O estabelecimento do Estado gerencial visava uma elevação da performance estatal, via redução da ação do Estado, em que a existência de uma burocracia separada de pressões de grupos de interesses criaria as condições para um work better da ação estatal.

Para alguns autores o modelo gerencial para o Estado brasileiro já fora testado e reprovado quando da reforma administrativa promovida pelo Decreto 200 de 1967. Schwartzman afirma, referindo-se ao Decreto 200:

Segundo este modelo, os órgãos administrativos deveriam se limitar a funções quase que exclusivamente normativas e de supervisão, enquanto que o setor privado passaria a ter um papel cada vez maior em todas as ações realmente executivas do governo. As duas premissas implícitas no projeto são, primeiro, a de que o Estado é sempre um executor incompetente, e que o setor privado pode fazer o mesmo que ele de forma mais eficaz e barata; e segundo, que é impossível legislar em detalhe a atuação dos órgãos de linha da administração direta (1984, p.50).
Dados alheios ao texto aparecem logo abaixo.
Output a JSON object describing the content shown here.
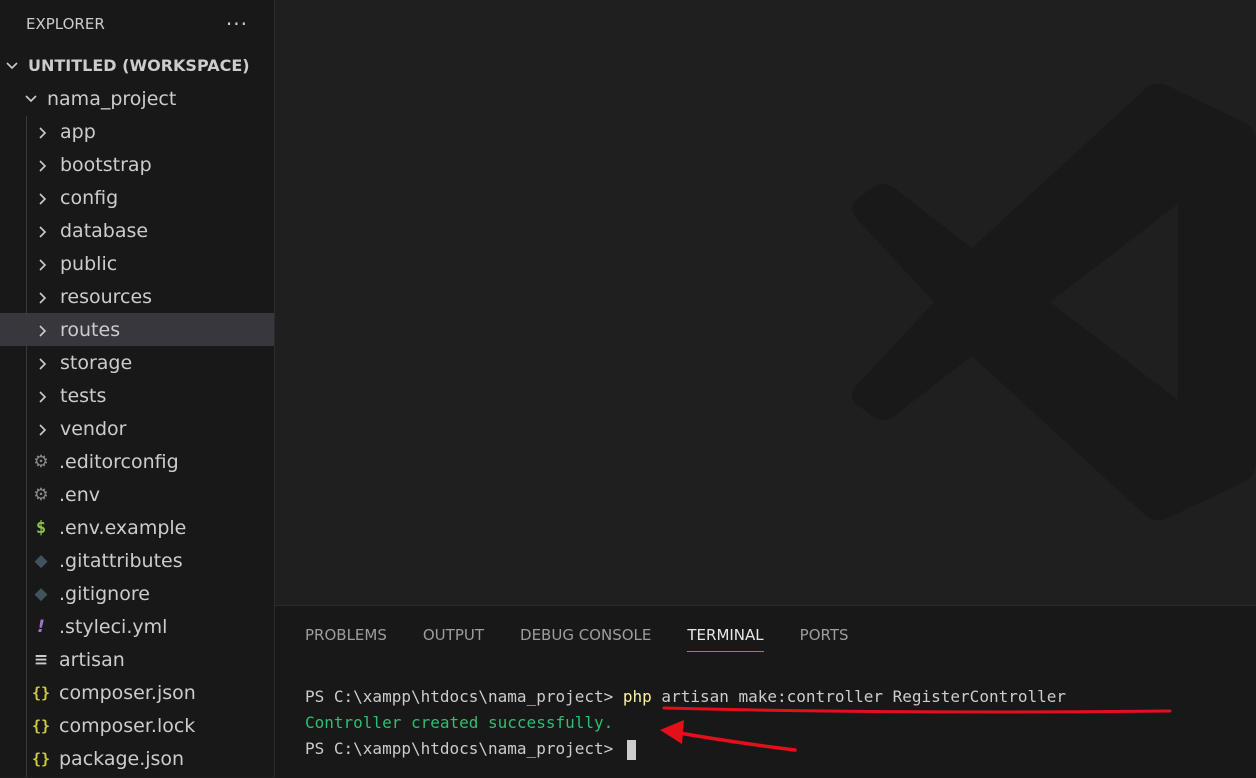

Não apenas o desenho institucional do Estado gerencial já havia sido tentado no Brasil, como fracassara. A própria reforma pretendida pelo governo FHC não chegou sequer a ser integralmente implantada.

Assim, a reforma do Estado – baseada no binômio ajuste fiscal/mudança institucional – que objetivara a dotação do aparelho estatal de uma melhor capacidade de governança (aumento da performance) foi realizada apenas em sua fase de ajuste financeiro do setor público, ficando sem efetivação o outro elemento do binômio: a reforma institucional.

Verifica-se que, mesmo com a falha da reforma, o conceito de Estado gerencial ainda ecoa entre os membros da Federação. E boa parte dos Estados federativos passaram a implementar algum tipo de reforma administrativa, com orientação para o mercado. Para enquadrar-se no modelo cost less/work better, de funcionamento do aparelho governamental, essas reformas estadualizadas também são incentivadas pelas agências multilaterais – o Banco Mundial advoga algumas delas - tanto quanto às destinadas aos governos federais, mesmo depois do sucesso apenas parcial de várias reformas administrativas.